Christie’s London recently concluded (June 25) the ‘Art of the Islamic and Indian Worlds Including Oriental Rugs and Carpets’ auction, which had a spectacular range of manuscripts, objects and paintings from across the Middle East, India and Europe.
This auction of exquisite antiquities sold a rare Iranian Quran at a whopping £7 million! Dating back to the 15th century, this Timurid or Aqquyunlu Quran is written on Ming-era Chinese paper.
This ancient manuscript belongs to the Timurid dynasty (1370–1507), which was a clan of the Turco-Mongol descendants named after the founder of the dynasty, Timur.
The holy book features elegant Naskh Arabic script on heavily coloured Chinese paper in deep blue, turquoise, pink, purple, orange, green and cream.

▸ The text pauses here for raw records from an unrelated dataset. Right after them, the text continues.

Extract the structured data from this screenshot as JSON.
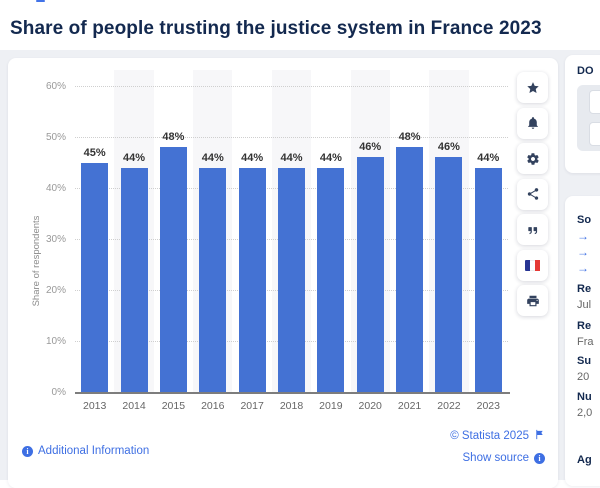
{
  "page": {
    "title": "Share of people trusting the justice system in France 2023"
  },
  "chart_data": {
    "type": "bar",
    "title": "Share of people trusting the justice system in France 2023",
    "categories": [
      "2013",
      "2014",
      "2015",
      "2016",
      "2017",
      "2018",
      "2019",
      "2020",
      "2021",
      "2022",
      "2023"
    ],
    "values": [
      45,
      44,
      48,
      44,
      44,
      44,
      44,
      46,
      48,
      46,
      44
    ],
    "data_labels": [
      "45%",
      "44%",
      "48%",
      "44%",
      "44%",
      "44%",
      "44%",
      "46%",
      "48%",
      "46%",
      "44%"
    ],
    "xlabel": "",
    "ylabel": "Share of respondents",
    "ylim": [
      0,
      60
    ],
    "yticks": [
      "0%",
      "10%",
      "20%",
      "30%",
      "40%",
      "50%",
      "60%"
    ],
    "grid": "horizontal-dotted",
    "legend": "none",
    "bar_color": "#4472d3",
    "plot_band_color": "#f7f7f9"
  },
  "toolbar": {
    "buttons": [
      {
        "icon": "favorite-star-icon"
      },
      {
        "icon": "notification-bell-icon"
      },
      {
        "icon": "settings-gear-icon"
      },
      {
        "icon": "share-icon"
      },
      {
        "icon": "citation-quote-icon"
      },
      {
        "icon": "language-french-flag-icon"
      },
      {
        "icon": "print-icon"
      }
    ]
  },
  "footer": {
    "additional_information": "Additional Information",
    "copyright": "© Statista 2025",
    "show_source": "Show source",
    "info_glyph": "i"
  },
  "right_panel": {
    "download_heading_fragment": "DO",
    "sources_heading_fragment": "So",
    "source_link_arrows": [
      "→",
      "→",
      "→"
    ],
    "info_items": [
      {
        "label_fragment": "Re",
        "value_fragment": "Jul"
      },
      {
        "label_fragment": "Re",
        "value_fragment": "Fra"
      },
      {
        "label_fragment": "Su",
        "value_fragment": "20"
      },
      {
        "label_fragment": "Nu",
        "value_fragment": "2,0"
      },
      {
        "label_fragment": "Ag",
        "value_fragment": ""
      }
    ]
  },
  "colors": {
    "bar_blue": "#4472d3",
    "title_navy": "#13294f",
    "link_blue": "#3e6fe3",
    "icon_navy": "#33425e",
    "page_background": "#eef0f4",
    "flag_blue": "#283593",
    "flag_red": "#e53935"
  }
}
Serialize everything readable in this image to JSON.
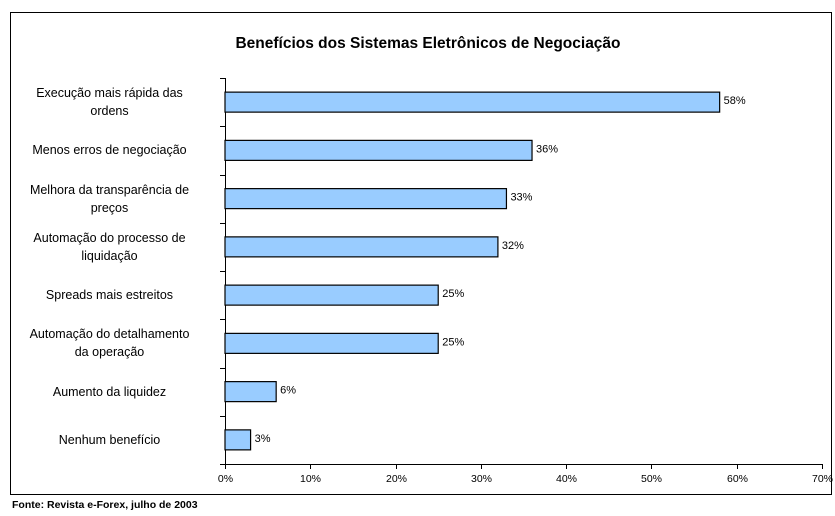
{
  "chart_data": {
    "type": "bar",
    "orientation": "horizontal",
    "title": "Benefícios dos Sistemas Eletrônicos de Negociação",
    "categories": [
      "Execução mais rápida das\nordens",
      "Menos erros de negociação",
      "Melhora da transparência de\npreços",
      "Automação do processo de\nliquidação",
      "Spreads mais estreitos",
      "Automação do detalhamento\nda operação",
      "Aumento da liquidez",
      "Nenhum benefício"
    ],
    "values": [
      58,
      36,
      33,
      32,
      25,
      25,
      6,
      3
    ],
    "value_labels": [
      "58%",
      "36%",
      "33%",
      "32%",
      "25%",
      "25%",
      "6%",
      "3%"
    ],
    "color": "#99ccff",
    "xlim": [
      0,
      70
    ],
    "xticks": [
      {
        "value": 0,
        "label": "0%"
      },
      {
        "value": 10,
        "label": "10%"
      },
      {
        "value": 20,
        "label": "20%"
      },
      {
        "value": 30,
        "label": "30%"
      },
      {
        "value": 40,
        "label": "40%"
      },
      {
        "value": 50,
        "label": "50%"
      },
      {
        "value": 60,
        "label": "60%"
      },
      {
        "value": 70,
        "label": "70%"
      }
    ],
    "grid": false,
    "source": "Fonte: Revista e-Forex, julho de 2003"
  }
}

The text is in gold and blue with gold roundel verse markers, sura headings (chapter in Quran) are in gold Thultuh (a script variety of Islamic calligraphy by Muqlah Shirazi).
Certain important words from this text and the medallions in the margin are illuminated in gold, blue and white; and many folios are illuminated with elegant flowers and landscapes in gold beneath the text.
Breathtakingly beautiful, this holy book is covered with a stamped and gilt Safavid binding.
The auction house had expected to fetch between £600,000 and £900,000, but price realised was £7,016,250, which is almost 12 times the original price.